A month has gone by since the last earnings report for Astec Industries (ASTE - Free Report) . Shares have added about 5.3% in that time frame, outperforming the S&P 500.
Will the recent positive trend continue leading up to its next earnings release, or is Astec Industries due for a pullback? Before we dive into how investors and analysts have reacted as of late, let's take a quick look at the most recent earnings report in order to get a better handle on the important catalysts.
Astec's Earnings & Revenues Miss Estimates in Q3
Astec Industries reported third-quarter 2018 earnings per share of 30 cents comparing favorably with the loss of 12 cents per share in the prior-year quarter. However, earnings missed the Zacks Consensus Estimate of 59 cents. Notably, the bottom-line performance marked the company’s best third-quarter performance since 2012.
Astec reported total revenues of $257 million in the quarter ended September 2018, up 2% from $252 million posted in the year-ago quarter. However, the revenue figure missed the Zacks Consensus Estimate of $277 million. Astec’s domestic sales dipped 1% year over year to $194 million. However, international sales increased 12% year over year to $62 million.

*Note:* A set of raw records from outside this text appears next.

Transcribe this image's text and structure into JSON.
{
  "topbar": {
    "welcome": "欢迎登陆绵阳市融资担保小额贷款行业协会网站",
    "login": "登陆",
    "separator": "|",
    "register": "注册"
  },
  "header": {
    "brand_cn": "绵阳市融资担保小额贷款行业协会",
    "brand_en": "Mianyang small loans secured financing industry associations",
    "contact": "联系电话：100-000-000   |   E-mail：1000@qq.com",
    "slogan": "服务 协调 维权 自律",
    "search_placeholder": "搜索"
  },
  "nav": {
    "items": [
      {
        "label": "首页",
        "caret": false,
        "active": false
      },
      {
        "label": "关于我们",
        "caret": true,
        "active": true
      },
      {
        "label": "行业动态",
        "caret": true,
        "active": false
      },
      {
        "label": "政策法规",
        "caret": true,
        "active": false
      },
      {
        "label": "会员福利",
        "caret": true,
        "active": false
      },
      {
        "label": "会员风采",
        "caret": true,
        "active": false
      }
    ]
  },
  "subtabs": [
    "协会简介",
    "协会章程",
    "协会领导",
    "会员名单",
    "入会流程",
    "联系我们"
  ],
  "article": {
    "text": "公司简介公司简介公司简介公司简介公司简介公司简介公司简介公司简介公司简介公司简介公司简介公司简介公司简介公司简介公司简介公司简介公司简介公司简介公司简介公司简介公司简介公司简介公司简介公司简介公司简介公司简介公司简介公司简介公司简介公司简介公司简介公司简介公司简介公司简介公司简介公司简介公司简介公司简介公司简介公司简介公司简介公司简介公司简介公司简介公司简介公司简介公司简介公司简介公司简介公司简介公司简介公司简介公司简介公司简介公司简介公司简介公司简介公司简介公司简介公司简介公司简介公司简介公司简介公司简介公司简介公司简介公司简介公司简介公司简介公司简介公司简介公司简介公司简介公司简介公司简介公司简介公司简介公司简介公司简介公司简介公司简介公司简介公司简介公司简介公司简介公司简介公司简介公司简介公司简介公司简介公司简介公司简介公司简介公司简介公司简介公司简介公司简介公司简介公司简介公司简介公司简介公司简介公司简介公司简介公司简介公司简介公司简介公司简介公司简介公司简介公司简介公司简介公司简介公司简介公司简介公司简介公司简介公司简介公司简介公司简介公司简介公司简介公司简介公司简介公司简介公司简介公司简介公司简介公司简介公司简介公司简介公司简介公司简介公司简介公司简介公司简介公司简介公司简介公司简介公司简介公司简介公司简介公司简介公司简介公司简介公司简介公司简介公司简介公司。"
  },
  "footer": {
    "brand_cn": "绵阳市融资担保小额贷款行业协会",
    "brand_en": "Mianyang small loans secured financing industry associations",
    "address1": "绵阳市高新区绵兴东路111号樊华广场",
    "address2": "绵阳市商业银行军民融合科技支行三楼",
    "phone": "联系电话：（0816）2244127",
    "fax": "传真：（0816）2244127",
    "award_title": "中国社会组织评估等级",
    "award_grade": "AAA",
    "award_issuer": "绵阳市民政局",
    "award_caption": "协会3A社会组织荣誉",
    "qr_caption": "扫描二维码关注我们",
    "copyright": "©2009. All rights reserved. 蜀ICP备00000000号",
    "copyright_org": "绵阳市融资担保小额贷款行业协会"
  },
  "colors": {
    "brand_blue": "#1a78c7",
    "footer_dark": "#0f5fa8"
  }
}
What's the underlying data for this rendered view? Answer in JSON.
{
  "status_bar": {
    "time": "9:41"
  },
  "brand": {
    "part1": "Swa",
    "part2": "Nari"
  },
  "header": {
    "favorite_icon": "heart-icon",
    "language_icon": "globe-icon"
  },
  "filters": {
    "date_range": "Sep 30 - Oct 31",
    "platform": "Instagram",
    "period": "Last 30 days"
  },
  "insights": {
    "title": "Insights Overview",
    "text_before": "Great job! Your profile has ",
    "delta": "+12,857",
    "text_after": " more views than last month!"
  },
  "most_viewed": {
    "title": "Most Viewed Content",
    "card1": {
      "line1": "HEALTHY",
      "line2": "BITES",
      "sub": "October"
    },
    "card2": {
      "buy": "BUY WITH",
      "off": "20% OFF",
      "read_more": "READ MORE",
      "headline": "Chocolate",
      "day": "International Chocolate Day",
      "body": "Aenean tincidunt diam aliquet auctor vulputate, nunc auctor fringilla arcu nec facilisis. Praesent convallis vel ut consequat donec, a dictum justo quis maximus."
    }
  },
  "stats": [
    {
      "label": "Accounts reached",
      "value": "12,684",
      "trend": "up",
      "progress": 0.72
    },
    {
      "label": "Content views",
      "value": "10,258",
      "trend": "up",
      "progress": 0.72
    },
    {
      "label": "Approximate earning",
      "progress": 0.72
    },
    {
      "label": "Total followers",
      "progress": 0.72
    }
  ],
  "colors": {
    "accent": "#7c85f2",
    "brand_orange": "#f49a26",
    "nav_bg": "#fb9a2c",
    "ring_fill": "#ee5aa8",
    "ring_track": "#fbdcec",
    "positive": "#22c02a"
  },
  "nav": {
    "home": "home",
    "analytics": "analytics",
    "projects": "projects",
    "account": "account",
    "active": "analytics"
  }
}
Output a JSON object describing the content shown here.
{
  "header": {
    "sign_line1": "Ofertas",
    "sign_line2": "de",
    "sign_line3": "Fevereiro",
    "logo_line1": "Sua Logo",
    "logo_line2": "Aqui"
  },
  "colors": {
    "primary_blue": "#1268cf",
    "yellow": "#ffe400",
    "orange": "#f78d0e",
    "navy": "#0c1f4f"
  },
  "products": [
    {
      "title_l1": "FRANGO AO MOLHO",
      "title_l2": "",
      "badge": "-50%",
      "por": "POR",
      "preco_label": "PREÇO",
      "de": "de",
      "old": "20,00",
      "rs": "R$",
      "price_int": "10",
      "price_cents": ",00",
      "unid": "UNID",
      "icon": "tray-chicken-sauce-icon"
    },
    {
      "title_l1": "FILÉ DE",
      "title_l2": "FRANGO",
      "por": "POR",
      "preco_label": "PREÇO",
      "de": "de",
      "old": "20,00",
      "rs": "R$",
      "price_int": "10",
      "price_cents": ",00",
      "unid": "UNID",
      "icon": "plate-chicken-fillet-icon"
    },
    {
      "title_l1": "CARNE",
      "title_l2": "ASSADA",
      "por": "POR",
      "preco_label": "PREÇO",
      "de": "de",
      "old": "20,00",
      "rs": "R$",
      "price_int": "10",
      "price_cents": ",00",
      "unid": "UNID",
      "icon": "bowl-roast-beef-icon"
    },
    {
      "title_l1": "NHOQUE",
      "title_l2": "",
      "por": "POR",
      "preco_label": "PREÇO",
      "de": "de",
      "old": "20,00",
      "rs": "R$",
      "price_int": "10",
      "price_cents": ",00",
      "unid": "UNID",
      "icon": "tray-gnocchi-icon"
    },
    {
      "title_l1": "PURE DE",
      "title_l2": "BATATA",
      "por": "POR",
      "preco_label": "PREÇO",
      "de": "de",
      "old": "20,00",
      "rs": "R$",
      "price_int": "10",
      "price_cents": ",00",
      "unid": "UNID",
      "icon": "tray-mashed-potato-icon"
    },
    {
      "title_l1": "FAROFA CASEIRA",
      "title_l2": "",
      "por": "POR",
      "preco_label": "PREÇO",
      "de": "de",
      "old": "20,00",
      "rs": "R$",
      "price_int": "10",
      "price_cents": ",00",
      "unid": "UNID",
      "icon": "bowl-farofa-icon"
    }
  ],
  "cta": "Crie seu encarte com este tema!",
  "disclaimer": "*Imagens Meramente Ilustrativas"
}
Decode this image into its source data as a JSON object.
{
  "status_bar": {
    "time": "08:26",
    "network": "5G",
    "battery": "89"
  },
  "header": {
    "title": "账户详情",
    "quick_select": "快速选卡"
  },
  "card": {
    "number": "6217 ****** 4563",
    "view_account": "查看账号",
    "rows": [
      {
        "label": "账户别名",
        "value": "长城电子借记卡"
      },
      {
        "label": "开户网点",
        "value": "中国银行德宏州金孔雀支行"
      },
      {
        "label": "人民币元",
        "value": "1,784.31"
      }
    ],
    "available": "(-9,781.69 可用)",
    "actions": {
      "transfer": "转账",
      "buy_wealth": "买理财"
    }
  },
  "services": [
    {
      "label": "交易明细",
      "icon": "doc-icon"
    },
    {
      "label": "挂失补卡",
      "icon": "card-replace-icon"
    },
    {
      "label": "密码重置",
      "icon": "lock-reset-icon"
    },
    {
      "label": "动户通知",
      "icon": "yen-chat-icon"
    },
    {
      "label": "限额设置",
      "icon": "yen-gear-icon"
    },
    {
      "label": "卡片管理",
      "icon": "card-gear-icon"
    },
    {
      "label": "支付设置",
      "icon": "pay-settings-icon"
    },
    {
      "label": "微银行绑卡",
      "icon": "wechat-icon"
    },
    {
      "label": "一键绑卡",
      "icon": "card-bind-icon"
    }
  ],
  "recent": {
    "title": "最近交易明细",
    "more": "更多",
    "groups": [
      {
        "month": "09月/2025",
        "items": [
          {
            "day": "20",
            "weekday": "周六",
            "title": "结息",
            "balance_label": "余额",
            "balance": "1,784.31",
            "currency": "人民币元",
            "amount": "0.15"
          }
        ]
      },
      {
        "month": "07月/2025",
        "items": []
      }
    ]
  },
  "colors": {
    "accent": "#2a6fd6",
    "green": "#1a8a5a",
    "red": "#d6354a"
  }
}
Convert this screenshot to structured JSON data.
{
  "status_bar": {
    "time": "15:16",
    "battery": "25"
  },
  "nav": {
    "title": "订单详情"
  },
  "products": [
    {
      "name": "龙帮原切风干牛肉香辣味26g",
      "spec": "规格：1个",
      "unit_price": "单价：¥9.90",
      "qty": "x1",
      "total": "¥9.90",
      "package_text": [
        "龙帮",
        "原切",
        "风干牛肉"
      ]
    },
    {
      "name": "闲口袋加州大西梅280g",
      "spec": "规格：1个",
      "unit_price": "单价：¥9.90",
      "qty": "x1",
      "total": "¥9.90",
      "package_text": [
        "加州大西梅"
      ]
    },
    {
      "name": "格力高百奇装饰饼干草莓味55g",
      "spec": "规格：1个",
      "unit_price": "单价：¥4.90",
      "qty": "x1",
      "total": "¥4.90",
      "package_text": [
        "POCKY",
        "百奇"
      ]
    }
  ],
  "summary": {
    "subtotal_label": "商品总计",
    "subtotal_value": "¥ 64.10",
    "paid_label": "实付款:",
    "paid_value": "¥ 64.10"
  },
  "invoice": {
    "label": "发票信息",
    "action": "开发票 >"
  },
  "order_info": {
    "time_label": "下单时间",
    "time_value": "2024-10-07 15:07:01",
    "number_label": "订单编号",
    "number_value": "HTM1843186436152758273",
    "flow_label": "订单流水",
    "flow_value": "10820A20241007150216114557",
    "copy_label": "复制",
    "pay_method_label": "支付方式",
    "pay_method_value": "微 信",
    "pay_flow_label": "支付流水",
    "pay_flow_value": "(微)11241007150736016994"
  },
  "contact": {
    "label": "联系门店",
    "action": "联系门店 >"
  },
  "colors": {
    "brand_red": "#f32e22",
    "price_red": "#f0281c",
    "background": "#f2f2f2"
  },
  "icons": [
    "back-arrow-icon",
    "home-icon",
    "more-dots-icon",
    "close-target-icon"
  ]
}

Cost of sales declined 7% year over year to $198 million. Gross profit came in at $58 million, up 49% from the year-ago quarter. Gross margin expanded 720 basis points to 22.7%.
Selling, general, administrative and engineering expenses went up 12% year over year to $51 million. The company reported adjusted operating profit of $7 million against the adjusted loss of $6 million recorded in the prior-year quarter.
Revenues for the Infrastructure Group segment declined 12% to $87 million from $99 million in the year-ago quarter. The segment reported an operating profit of $4.8 million, compared with operating loss of $12.2 million witnessed in the year-earlier quarter.
Total revenues for the Aggregate and Mining Group segment inched up 2% year over year to $102 million. Profit declined 6% year over year to $9 million.
The Energy Group segment’s total revenues jumped 26% year over year to $68 million. The segment reported operating profit of $3.3 million, down 26% from $4.5 million in the comparable period last year.
Astec reported cash and cash equivalents of $26 million at the end of the reported quarter, down from $66 million witnessed at the end of the year-ago quarter. Receivables increased to $128 million as of Sep 30, 2018, from $110 million as of Sep 30, 2017. Inventories were at $429 million as of Sep 30, 2018, compared with $399 million as of Sep 30, 2017.
The company’s total backlog declined around 20% to $309 million as of Sep 30, 2018, from $386 million as of Sep 30, 2017. Backlog improved 39% and 18% in the Aggregate and Mining Group and Energy group, respectively. Backlog in the Infrastructure Group plunged 48%. Domestic backlog decreased 28% year over year to $223 million as of Sep 30, 2018, and international backlog advanced 12% year over year to $85 million at the end of the reported quarter.
During the quarter under review, the company repurchased approximately 297,000 shares of its common stock for $14 million.
The company noted order activity has been strong since the end of the third quarter, especially for products targeted at infrastructure customers. Backed by a strong backlog and recent order growth, the company is likely to deliver improved results in the fourth quarter of 2018.
How Have Estimates Been Moving Since Then?
Fresh estimates followed a downward path over the past two months. The consensus estimate has shifted -23.66% due to these changes.
At this time, Astec Industries has a subpar Growth Score of D, however its Momentum Score is doing a bit better with a C. Following the exact same course, the stock was allocated a grade of C on the value side, putting it in the middle 20% for this investment strategy.
Overall, the stock has an aggregate VGM Score of D. If you aren't focused on one strategy, this score is the one you should be interested in.
Astec Industries has a Zacks Rank #5 (Strong Sell). We expect a below average return from the stock in the next few months.